Minor / deferred from ADR-0036 Phase 1

• Natural-order error-value display deferred. Validation works for a no-column-list insert (maps positions to schema columns), but user_value_for_column only resolves the offending value for the explicit column-list case; natural-order falls back to the neutral "that value". Small follow-up (the _with_schema enricher could resolve it).

§5. Carried follow-ups (still open from handoff-42 §3/§4)

• F2-narrow vs broad: done (broad shipped).
• Composite-UNIQUE F3 message wording — the describe shows unique_a_b: unique (a, b) (lowercased to match sibling lines); the user saw UNIQUE in the preview but accepted the rendered form.
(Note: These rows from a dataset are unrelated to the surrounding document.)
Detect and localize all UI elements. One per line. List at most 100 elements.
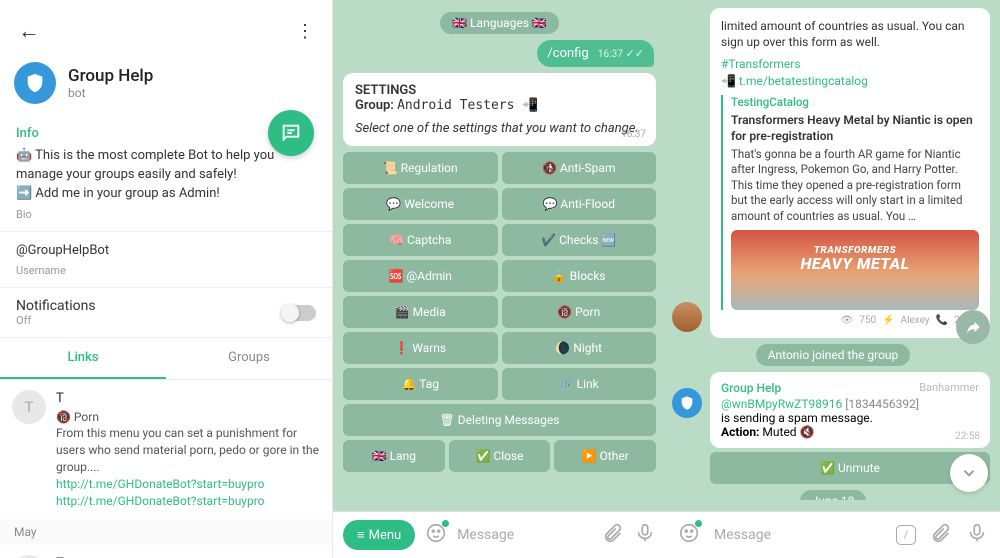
- bio-label: Bio: [16, 208, 316, 221]
- tag-button[interactable]: 🔔 Tag: [343, 368, 498, 400]
- system-message: Antonio joined the group: [756, 344, 911, 366]
- forwarded-message[interactable]: limited amount of countries as usual. Yo…: [710, 8, 990, 338]
- deleting-button[interactable]: 🗑 Deleting Messages: [343, 404, 656, 436]
- share-button[interactable]: [956, 310, 990, 344]
- message-input[interactable]: Message: [457, 527, 592, 543]
- menu-button[interactable]: ≡Menu: [343, 520, 415, 550]
- slash-command-icon[interactable]: /: [896, 525, 916, 545]
- attach-icon[interactable]: [930, 522, 952, 548]
- message-composer: ≡Menu Message: [333, 511, 666, 558]
- group-label: Group:: [355, 98, 394, 113]
- admin-button[interactable]: 🆘 @Admin: [343, 260, 498, 292]
- msg-text-top: limited amount of countries as usual. Yo…: [721, 18, 979, 50]
- tme-link[interactable]: 📲 t.me/betatestingcatalog: [721, 74, 868, 88]
- sender-name[interactable]: Group Help: [721, 381, 781, 395]
- bot-subtitle: bot: [68, 86, 153, 100]
- notifications-title: Notifications: [16, 298, 96, 314]
- item-title: T: [56, 390, 320, 408]
- link-preview[interactable]: TestingCatalog Transformers Heavy Metal …: [721, 95, 979, 310]
- outgoing-message[interactable]: /config 16:37 ✓✓: [345, 40, 654, 67]
- notifications-state: Off: [16, 314, 96, 327]
- username-label: Username: [16, 264, 316, 277]
- link[interactable]: http://t.me/GHDonateBot?start=buypro: [56, 493, 320, 510]
- hashtag[interactable]: #Transformers: [721, 57, 801, 71]
- user-avatar[interactable]: [672, 302, 702, 332]
- bot-avatar[interactable]: [672, 388, 702, 418]
- blocks-button[interactable]: 🔒 Blocks: [502, 260, 657, 292]
- item-tag: 🔞 Porn: [56, 409, 320, 426]
- message-input[interactable]: Message: [714, 527, 882, 543]
- menu-icon: ≡: [357, 527, 365, 543]
- languages-pill[interactable]: 🇬🇧 Languages 🇬🇧: [440, 12, 559, 34]
- tab-groups[interactable]: Groups: [166, 338, 332, 379]
- close-button[interactable]: ✅ Close: [449, 440, 551, 472]
- profile-tabs: Links Groups: [0, 338, 332, 380]
- bot-title: Group Help: [68, 66, 153, 86]
- lang-button[interactable]: 🇬🇧 Lang: [343, 440, 445, 472]
- moderation-message[interactable]: Group Help Banhammer @wnBMpyRwZT98916 [1…: [710, 372, 990, 448]
- settings-button-grid: 📜 Regulation 🚯 Anti-Spam 💬 Welcome 💬 Ant…: [343, 152, 656, 472]
- avatar: T: [12, 390, 46, 424]
- night-button[interactable]: 🌘 Night: [502, 332, 657, 364]
- back-button[interactable]: ←: [12, 12, 46, 50]
- link-button[interactable]: 🔗 Link: [502, 368, 657, 400]
- attach-icon[interactable]: [602, 522, 624, 548]
- profile-header: Group Help bot: [0, 62, 332, 116]
- phone-icon: 📞: [936, 314, 948, 328]
- item-body: From this menu you can set a punishment …: [56, 425, 320, 475]
- link-item[interactable]: T T 🔞 Porn From this menu you can set a …: [0, 380, 332, 519]
- sticker-icon[interactable]: [678, 522, 700, 548]
- notifications-row[interactable]: Notifications Off: [0, 288, 332, 338]
- user-mention[interactable]: @wnBMpyRwZT98916: [721, 397, 842, 411]
- eye-icon: 👁: [841, 314, 854, 328]
- notifications-toggle[interactable]: [282, 305, 316, 321]
- mic-icon[interactable]: [634, 522, 656, 548]
- username-section[interactable]: @GroupHelpBot Username: [0, 232, 332, 289]
- settings-message[interactable]: SETTINGS Group: Android Testers 📲 Select…: [343, 73, 656, 146]
- checks-button[interactable]: ✔️ Checks 🆕: [502, 224, 657, 256]
- group-name: Android Testers 📲: [397, 98, 538, 113]
- porn-button[interactable]: 🔞 Porn: [502, 296, 657, 328]
- tab-links[interactable]: Links: [0, 338, 166, 379]
- via-label: Banhammer: [919, 381, 979, 394]
- other-button[interactable]: ▶️ Other: [554, 440, 656, 472]
- scroll-down-button[interactable]: [950, 454, 988, 492]
- captcha-button[interactable]: 🧠 Captcha: [343, 224, 498, 256]
- message-composer: Message /: [666, 511, 1000, 558]
- antispam-button[interactable]: 🚯 Anti-Spam: [502, 152, 657, 184]
- regulation-button[interactable]: 📜 Regulation: [343, 152, 498, 184]
- preview-source: TestingCatalog: [731, 95, 979, 111]
- preview-image[interactable]: TRANSFORMERSHEAVY METAL: [731, 230, 979, 310]
- date-divider: May: [0, 519, 332, 545]
- bolt-icon: ⚡: [882, 314, 894, 328]
- message-fab[interactable]: [268, 110, 314, 156]
- timestamp: 16:37: [621, 129, 646, 140]
- username: @GroupHelpBot: [16, 242, 316, 261]
- warns-button[interactable]: ❗ Warns: [343, 332, 498, 364]
- link-item[interactable]: T T Hi Alexey! Group Help is the most co…: [0, 545, 332, 558]
- settings-desc: Select one of the settings that you want…: [355, 121, 644, 136]
- date-pill: June 18: [800, 490, 867, 500]
- sticker-icon[interactable]: [425, 522, 447, 548]
- view-count: 750: [859, 314, 876, 328]
- group-chat-panel: limited amount of countries as usual. Yo…: [666, 0, 1000, 558]
- author: Alexey: [901, 314, 930, 328]
- media-button[interactable]: 🎬 Media: [343, 296, 498, 328]
- settings-chat-panel: 🇬🇧 Languages 🇬🇧 /config 16:37 ✓✓ SETTING…: [333, 0, 666, 558]
- link[interactable]: http://t.me/GHDonateBot?start=buypro: [56, 476, 320, 493]
- mic-icon[interactable]: [966, 522, 988, 548]
- info-text: 🤖 This is the most complete Bot to help …: [16, 147, 316, 204]
- unmute-button[interactable]: ✅ Unmute: [710, 452, 990, 484]
- action-line: is sending a spam message.: [721, 411, 979, 425]
- welcome-button[interactable]: 💬 Welcome: [343, 188, 498, 220]
- more-menu[interactable]: ⋮: [290, 15, 320, 48]
- preview-headline: Transformers Heavy Metal by Niantic is o…: [731, 112, 979, 144]
- msg-text: /config: [547, 46, 588, 61]
- timestamp: 16:37: [598, 49, 623, 60]
- action-value: Muted 🔇: [762, 425, 814, 439]
- antiflood-button[interactable]: 💬 Anti-Flood: [502, 188, 657, 220]
- preview-body: That's gonna be a fourth AR game for Nia…: [731, 147, 979, 225]
- user-id: [1834456392]: [845, 397, 919, 411]
- settings-title: SETTINGS: [355, 83, 416, 98]
- action-label: Action:: [721, 425, 759, 439]
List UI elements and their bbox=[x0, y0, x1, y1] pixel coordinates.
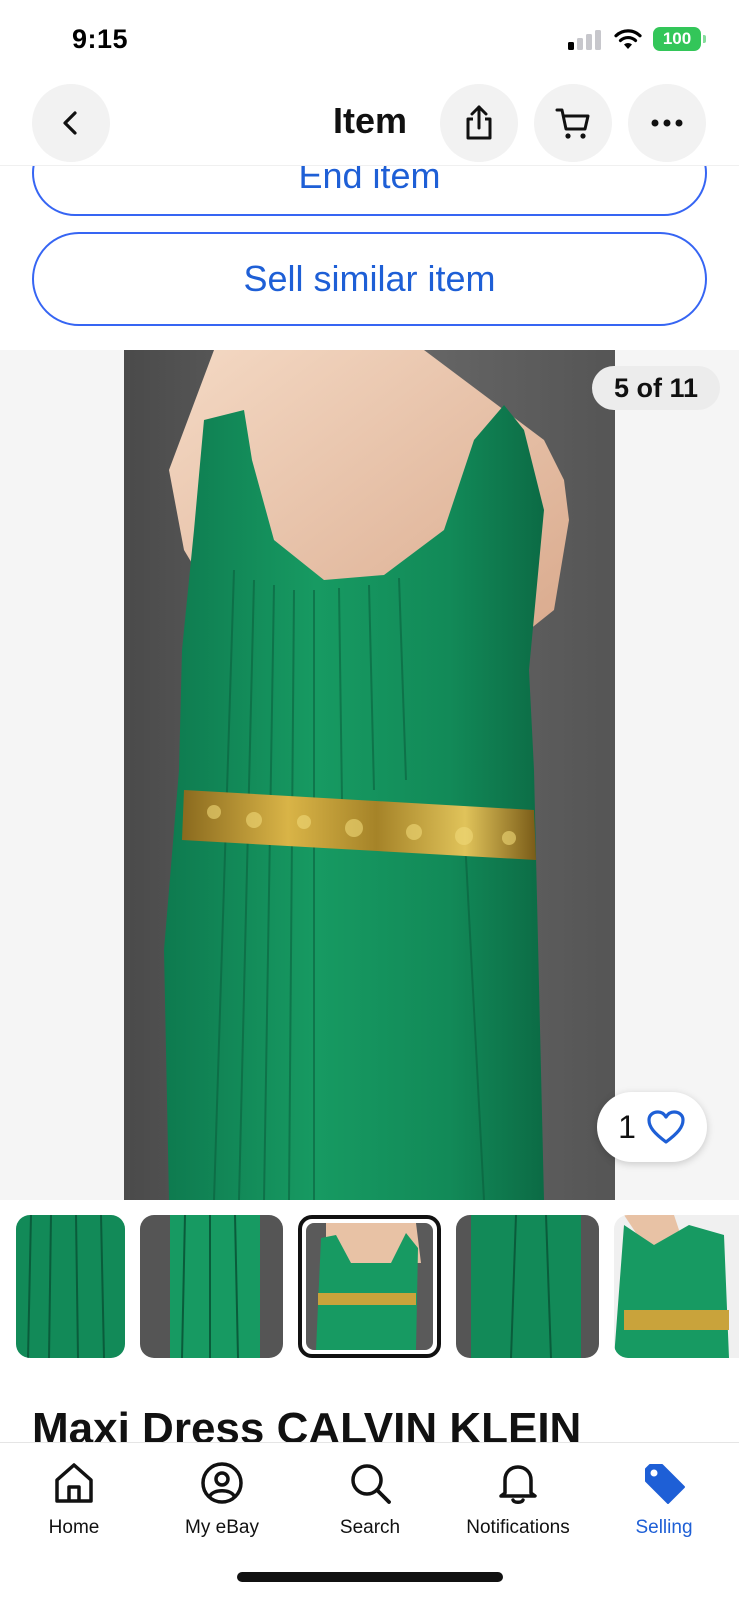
tag-icon bbox=[645, 1464, 685, 1504]
share-icon bbox=[466, 105, 492, 140]
wifi-icon bbox=[614, 29, 642, 49]
sell-similar-button[interactable]: Sell similar item bbox=[32, 232, 707, 326]
image-counter: 5 of 11 bbox=[592, 366, 721, 410]
signal-icon bbox=[568, 30, 604, 50]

If they want uppercase or a bracket form, it's a one-line tweak in output_render.rs.
• The handoff-39 §8 long-tail items (app-lifecycle runtime-failure journalling; M4 execution-time mode side-channel; blob value literal — which ADR-0036 notes belongs in the literal layer; CI/TT5; DSL→SQL teaching echo, ADR-0030 Phase 5) remain.

§6. Process pins (unchanged, and reinforced this session)

• Confirm every commit (propose message, wait). No AI attribution. Push is the user's step. Unpushed commits are normal.
• /runda at planning exit earns its keep. This session's /runda on ADR-0036 caught a misattributed citation, an overstated matrix, and three unsettled boundary forks — before any code.
• Escalate design forks; don't consolidate by reflex. The ADR-0036 arc is the cautionary tale: the clean-looking "emit Command::Insert" idea would have silently changed auto-fill semantics. The user's "keep the modes apart" instinct was right; the resolution was to share one mechanic (validators), not the command. Default to a distinct command per case (X5).
• Keep docs lockstep — ADR + README index + forward-notes + requirements.md in the same change.

§7. How to take over

1. Read, in order: this file → CLAUDE.md → docs/adr/0036-typed-dml-values-vs-verbatim.md (the full arc + the surgical principle + phasing) → docs/requirements.md X4/X5.
2. Baseline: cargo test (1930 / 0 / 0 / 1 ignored) + cargo clippy --all-targets -- -D warnings (clean).
3. Pick up ADR-0036 Phase 2 (UPDATE … SET literal validation, mirroring Phase 1), or take a tracked item (X4 the most concrete bug), with the user. Phase 1's shape (src/dsl/grammar/data.rs capture_literal_rows + do_sql_insert validation + runtime.rs user_value_for_column) is the template to follow.